GenSyntheticLogistic {L0Learn} | R Documentation |
Generate Logistic Synthetic Data
Description
Generates a synthetic dataset as follows: 1) Generate a data matrix, X, drawn from a multivariate Gaussian distribution with mean = 0, sigma = Sigma 2) Generate a vector B with k entries set to 1 and the rest are zeros. 3) Every coordinate yi of the outcome vector y exists in -1, 1^n is sampled independently from a Bernoulli distribution with success probability: P(yi = 1|xi) = 1/(1 + exp(-s<xi, B>)) Source https://arxiv.org/pdf/2001.06471.pdf Section 5.1 Data Generation
Usage
GenSyntheticLogistic(
n,
p,
k,
seed,
rho = 0,
s = 1,
sigma = NULL,
shuffle_B = FALSE
)
Arguments
n |
Number of samples |
p |
Number of features |
k |
Number of non-zeros in true vector of coefficients |
seed |
The seed used for randomly generating the data |
rho |
The threshold for setting values to 0. if |X(i, j)| > rho => X(i, j) <- 0 |
s |
Signal-to-noise parameter.
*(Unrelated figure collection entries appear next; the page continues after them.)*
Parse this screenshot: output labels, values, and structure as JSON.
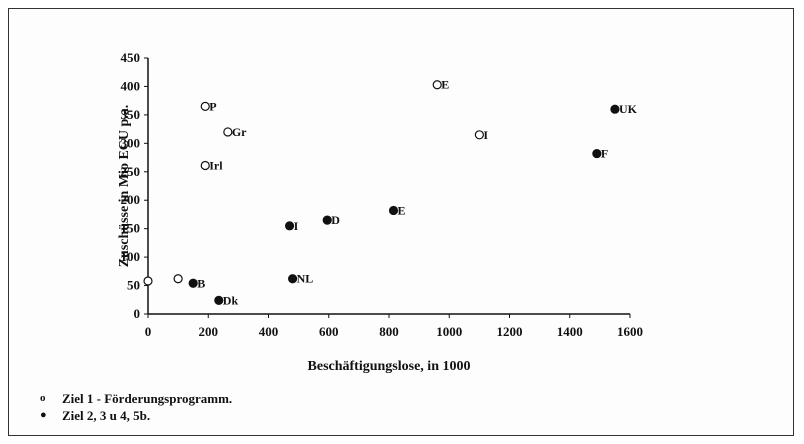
{
  "chart_data": {
    "type": "scatter",
    "xlabel": "Beschäftigungslose, in 1000",
    "ylabel": "Zuschüsse in Mio ECU p.a.",
    "xlim": [
      0,
      1600
    ],
    "ylim": [
      0,
      450
    ],
    "xticks": [
      "0",
      "200",
      "400",
      "600",
      "800",
      "1000",
      "1200",
      "1400",
      "1600"
    ],
    "yticks": [
      "0",
      "50",
      "100",
      "150",
      "200",
      "250",
      "300",
      "350",
      "400",
      "450"
    ],
    "grid": false,
    "legend_position": "bottom-left",
    "series": [
      {
        "name": "Ziel 1 - Förderungsprogramm.",
        "marker": "open-circle",
        "color": "#111111",
        "points": [
          {
            "x": 0,
            "y": 58,
            "label": ""
          },
          {
            "x": 100,
            "y": 62,
            "label": ""
          },
          {
            "x": 190,
            "y": 365,
            "label": "P"
          },
          {
            "x": 265,
            "y": 320,
            "label": "Gr"
          },
          {
            "x": 190,
            "y": 261,
            "label": "Irl"
          },
          {
            "x": 960,
            "y": 403,
            "label": "E"
          },
          {
            "x": 1100,
            "y": 315,
            "label": "I"
          }
        ]
      },
      {
        "name": "Ziel 2, 3 u 4, 5b.",
        "marker": "filled-circle",
        "color": "#111111",
        "points": [
          {
            "x": 150,
            "y": 54,
            "label": "B"
          },
          {
            "x": 235,
            "y": 24,
            "label": "Dk"
          },
          {
            "x": 470,
            "y": 155,
            "label": "I"
          },
          {
            "x": 480,
            "y": 62,
            "label": "NL"
          },
          {
            "x": 595,
            "y": 165,
            "label": "D"
          },
          {
            "x": 815,
            "y": 182,
            "label": "E"
          },
          {
            "x": 1490,
            "y": 282,
            "label": "F"
          },
          {
            "x": 1550,
            "y": 360,
            "label": "UK"
          }
        ]
      }
    ]
  },
  "legend": {
    "items": [
      {
        "symbol": "o",
        "label": "Ziel 1 - Förderungsprogramm."
      },
      {
        "symbol": "●",
        "label": "Ziel 2, 3 u 4, 5b."
      }
    ]
  }
}
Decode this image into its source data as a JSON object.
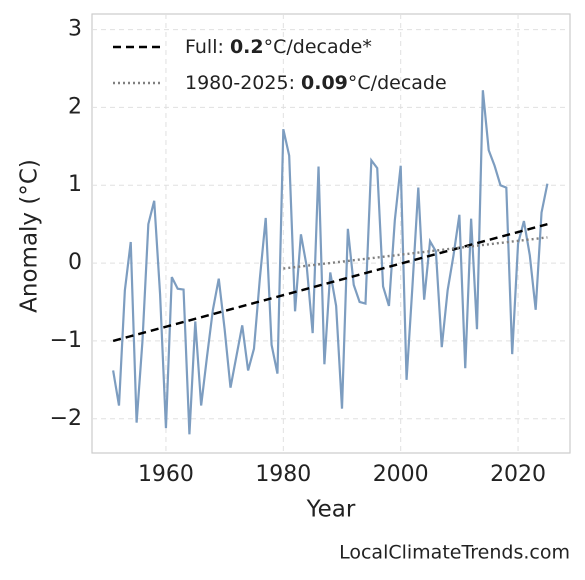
{
  "chart_data": {
    "type": "line",
    "x_label": "Year",
    "y_label": "Anomaly (°C)",
    "footer": "LocalClimateTrends.com",
    "xlim": [
      1947.4,
      2028.85
    ],
    "ylim": [
      -2.44,
      3.2
    ],
    "xticks": [
      1960,
      1980,
      2000,
      2020
    ],
    "yticks": [
      {
        "value": -2,
        "label": "−2"
      },
      {
        "value": -1,
        "label": "−1"
      },
      0,
      1,
      2,
      3
    ],
    "grid": true,
    "legend": "upper left",
    "series": [
      {
        "color": "#7d9dc0",
        "style": "solid",
        "x": [
          1951,
          1952,
          1953,
          1954,
          1955,
          1956,
          1957,
          1958,
          1959,
          1960,
          1961,
          1962,
          1963,
          1964,
          1965,
          1966,
          1967,
          1968,
          1969,
          1970,
          1971,
          1972,
          1973,
          1974,
          1975,
          1976,
          1977,
          1978,
          1979,
          1980,
          1981,
          1982,
          1983,
          1984,
          1985,
          1986,
          1987,
          1988,
          1989,
          1990,
          1991,
          1992,
          1993,
          1994,
          1995,
          1996,
          1997,
          1998,
          1999,
          2000,
          2001,
          2002,
          2003,
          2004,
          2005,
          2006,
          2007,
          2008,
          2009,
          2010,
          2011,
          2012,
          2013,
          2014,
          2015,
          2016,
          2017,
          2018,
          2019,
          2020,
          2021,
          2022,
          2023,
          2024,
          2025
        ],
        "values": [
          -1.38,
          -1.83,
          -0.35,
          0.27,
          -2.05,
          -1.0,
          0.5,
          0.8,
          -0.4,
          -2.12,
          -0.18,
          -0.33,
          -0.34,
          -2.2,
          -0.75,
          -1.83,
          -1.2,
          -0.6,
          -0.2,
          -0.85,
          -1.6,
          -1.2,
          -0.8,
          -1.38,
          -1.1,
          -0.2,
          0.58,
          -1.05,
          -1.42,
          1.72,
          1.38,
          -0.62,
          0.37,
          -0.05,
          -0.9,
          1.24,
          -1.3,
          -0.12,
          -0.55,
          -1.87,
          0.44,
          -0.28,
          -0.5,
          -0.52,
          1.32,
          1.22,
          -0.3,
          -0.55,
          0.55,
          1.25,
          -1.5,
          -0.3,
          0.97,
          -0.47,
          0.28,
          0.15,
          -1.08,
          -0.35,
          0.1,
          0.62,
          -1.35,
          0.57,
          -0.85,
          2.22,
          1.45,
          1.25,
          1.0,
          0.97,
          -1.17,
          0.25,
          0.54,
          0.1,
          -0.6,
          0.65,
          1.02
        ]
      },
      {
        "name_parts": [
          "Full: ",
          "0.2",
          "°C/decade*"
        ],
        "color": "#000000",
        "style": "dashed",
        "x": [
          1951,
          2025
        ],
        "values": [
          -1.0,
          0.5
        ]
      },
      {
        "name_parts": [
          "1980-2025: ",
          "0.09",
          "°C/decade"
        ],
        "color": "#808080",
        "style": "dotted",
        "x": [
          1980,
          2025
        ],
        "values": [
          -0.07,
          0.33
        ]
      }
    ]
  }
}
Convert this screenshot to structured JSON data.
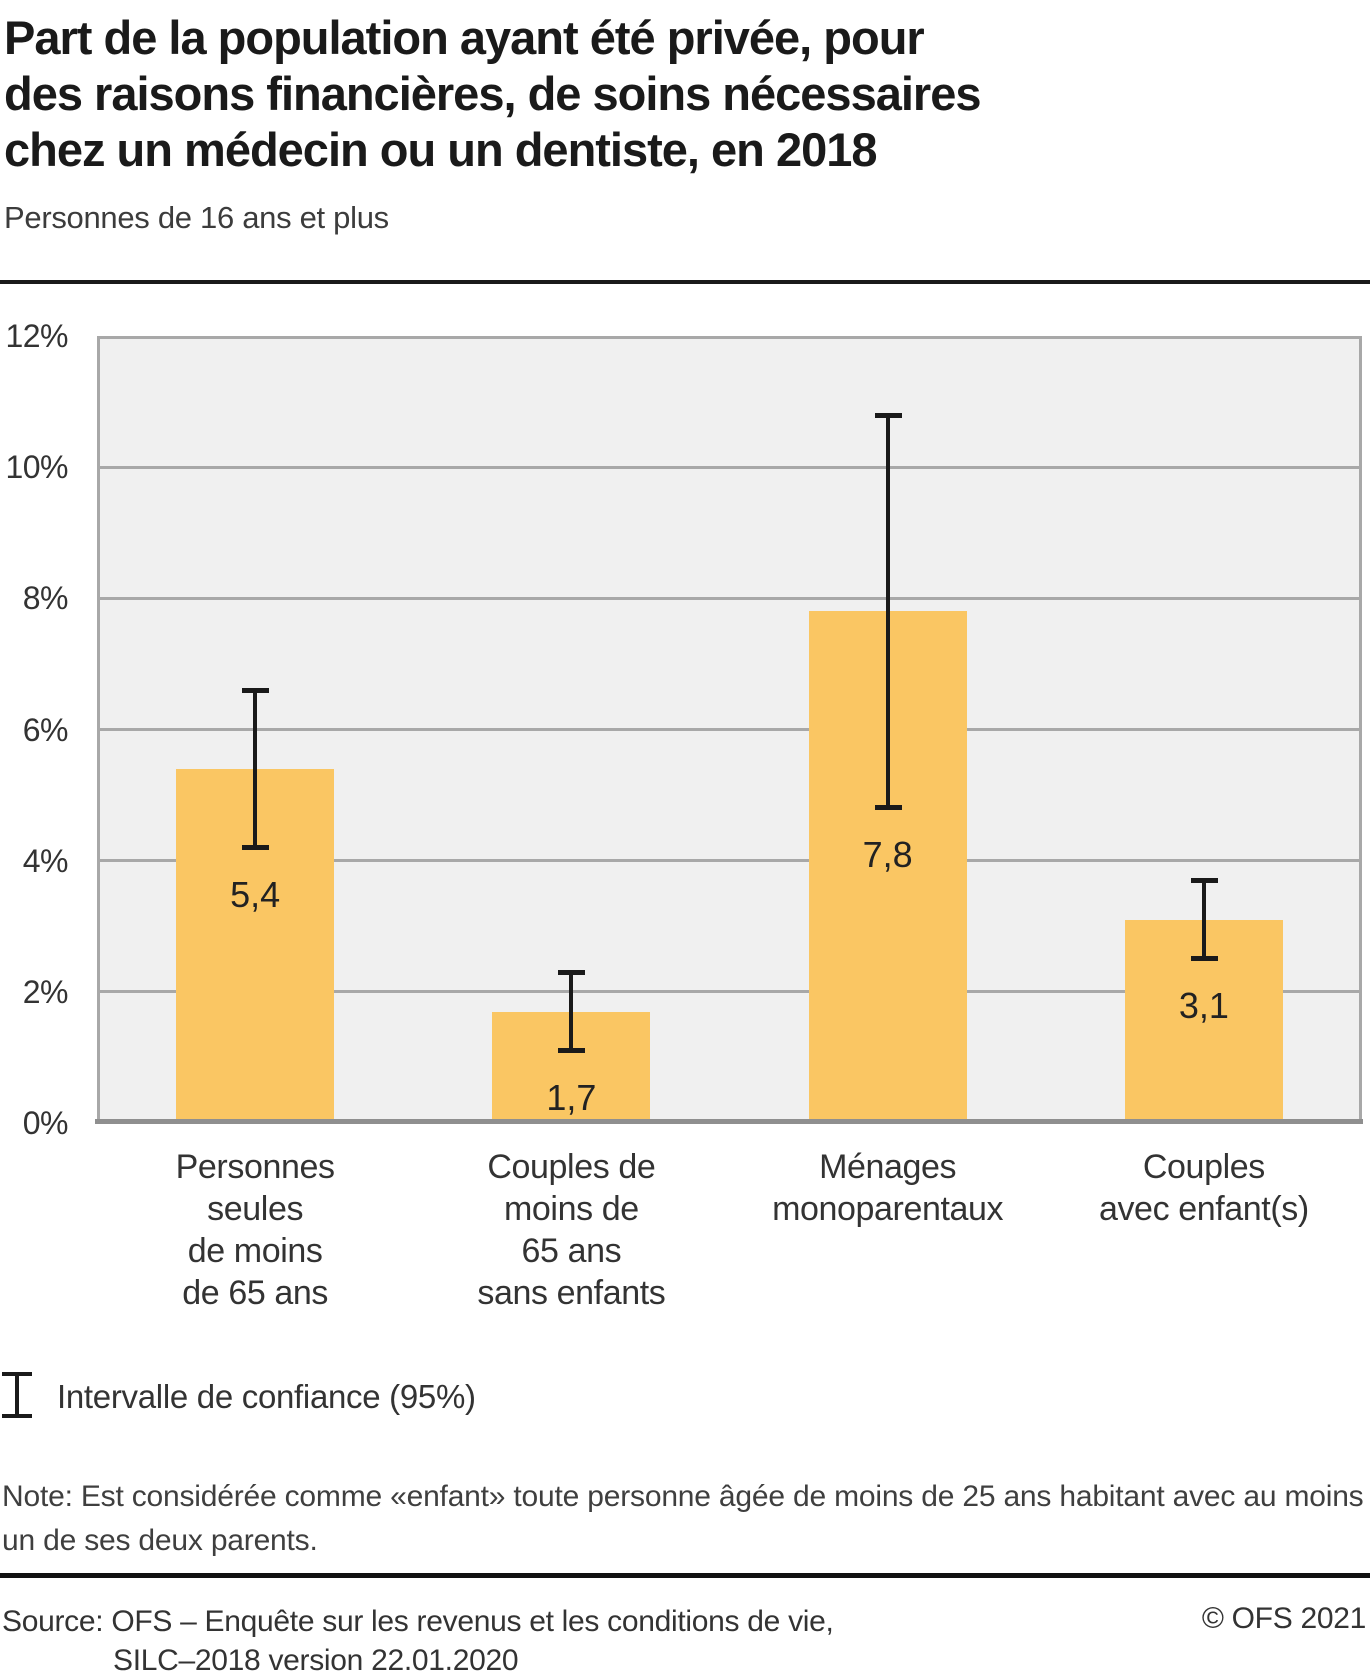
{
  "title_lines": [
    "Part de la population ayant été privée, pour",
    "des raisons financières, de soins nécessaires",
    "chez un médecin ou un dentiste, en 2018"
  ],
  "subtitle": "Personnes de 16 ans et plus",
  "chart_data": {
    "type": "bar",
    "title": "Part de la population ayant été privée, pour des raisons financières, de soins nécessaires chez un médecin ou un dentiste, en 2018",
    "subtitle": "Personnes de 16 ans et plus",
    "categories": [
      "Personnes seules de moins de 65 ans",
      "Couples de moins de 65 ans sans enfants",
      "Ménages monoparentaux",
      "Couples avec enfant(s)"
    ],
    "category_lines": [
      [
        "Personnes",
        "seules",
        "de moins",
        "de 65 ans"
      ],
      [
        "Couples de",
        "moins de",
        "65 ans",
        "sans enfants"
      ],
      [
        "Ménages",
        "monoparentaux"
      ],
      [
        "Couples",
        "avec enfant(s)"
      ]
    ],
    "values": [
      5.4,
      1.7,
      7.8,
      3.1
    ],
    "value_labels": [
      "5,4",
      "1,7",
      "7,8",
      "3,1"
    ],
    "ci_low": [
      4.2,
      1.1,
      4.8,
      2.5
    ],
    "ci_high": [
      6.6,
      2.3,
      10.8,
      3.7
    ],
    "ylim": [
      0,
      12
    ],
    "ytick_step": 2,
    "ytick_suffix": "%",
    "grid": true,
    "legend_position": "bottom-left",
    "legend_label": "Intervalle de confiance (95%)",
    "bar_color": "#FAC663",
    "plot_bg_color": "#f0f0f0",
    "grid_color": "#a8a8a8",
    "error_bar_color": "#1a1a1a"
  },
  "note": "Note: Est considérée comme «enfant» toute personne âgée de moins de 25 ans habitant avec au moins un de ses deux parents.",
  "source": {
    "line1": "Source: OFS – Enquête sur les revenus et les conditions de vie,",
    "line2": "SILC–2018 version 22.01.2020",
    "copyright": "© OFS 2021"
  }
}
As s -> +Inf, the data generated becomes linearly separable. |
sigma |
Correlation matrix, defaults to I. |
shuffle_B |
A boolean flag for whether or not to randomly shuffle the Beta vector, B. If FALSE, the first k entries in B are set to 1. |
Value
A list containing: the data matrix X, the response vector y, the coefficients B.